Exactly what business this was of MIDA is not clear, as it is charged with regulating the media, not with regulating people who make statements to the media. Raj was doubtless enraged, however, by the personal attack that Craddock made on him in the press release. “Where was the loud-mouthed MIDA when this [intimidation of journalists] happened?” asked Craddock. “It was silent and still is. The Chairman, Aswhin Raj talks about robust journalism. It is all mouth water talk. What an insult to freedom of speech.” Raj responded by calling the duo “ill-informed, self aggrandizing, self-selected moral entrepreneurs.” The stoush has now caught the attention of international media, including the UK newspaper The Guardian.

Raj is also a mid-level administrator at the same institution where Craddock and Thompson teach, so it wasn’t long before they were called on the carpet and asked to repudiate their press release and promise not to issue such statements again. They were then each issued a written demand to sign a letter agreeing to restrictions on their rights to freedom of speech and academic freedom or suffer the consequences. A deadline of Friday passed. A second press release was issued on Sunday, this time under Craddock’s name alone. “The letter implies that there were inaccuracies in the Media Release,” it noted. “There were none. The army has admitted that they have tortured and beaten people.” As if that wasn’t defiance enough, the release unusually included excerpts from a recording of Craddock’s meeting with university administration, in which a senior administrator is heard saying “All of us understand that we don’t live in a normal democratic government situation. . . . whatever we put out in the news media we are very careful.”
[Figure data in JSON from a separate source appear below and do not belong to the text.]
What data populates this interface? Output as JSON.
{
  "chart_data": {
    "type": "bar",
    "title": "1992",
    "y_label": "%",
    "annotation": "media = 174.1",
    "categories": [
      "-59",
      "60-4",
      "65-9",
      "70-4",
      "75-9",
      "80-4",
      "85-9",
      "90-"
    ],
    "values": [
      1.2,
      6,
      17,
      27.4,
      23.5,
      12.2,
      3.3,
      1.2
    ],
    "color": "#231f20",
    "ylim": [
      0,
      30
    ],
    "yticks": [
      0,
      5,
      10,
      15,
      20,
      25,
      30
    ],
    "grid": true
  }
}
This effectively seals Craddock’s fate, as he can now expect to be dismissed for insubordination. The only question is whether Thompson will follow suit or knuckle under to muzzling by his employer. Unfortunately the real losers in this spat will be the students whose education has already been disrupted twice in the past 18 months, first by my departure, then by that of my successor. Craddock and Thompson were brought in on short notice under emergency conditions to keep the ship from sinking. Unfortunately, they may end up being the ones to send it to the bottom.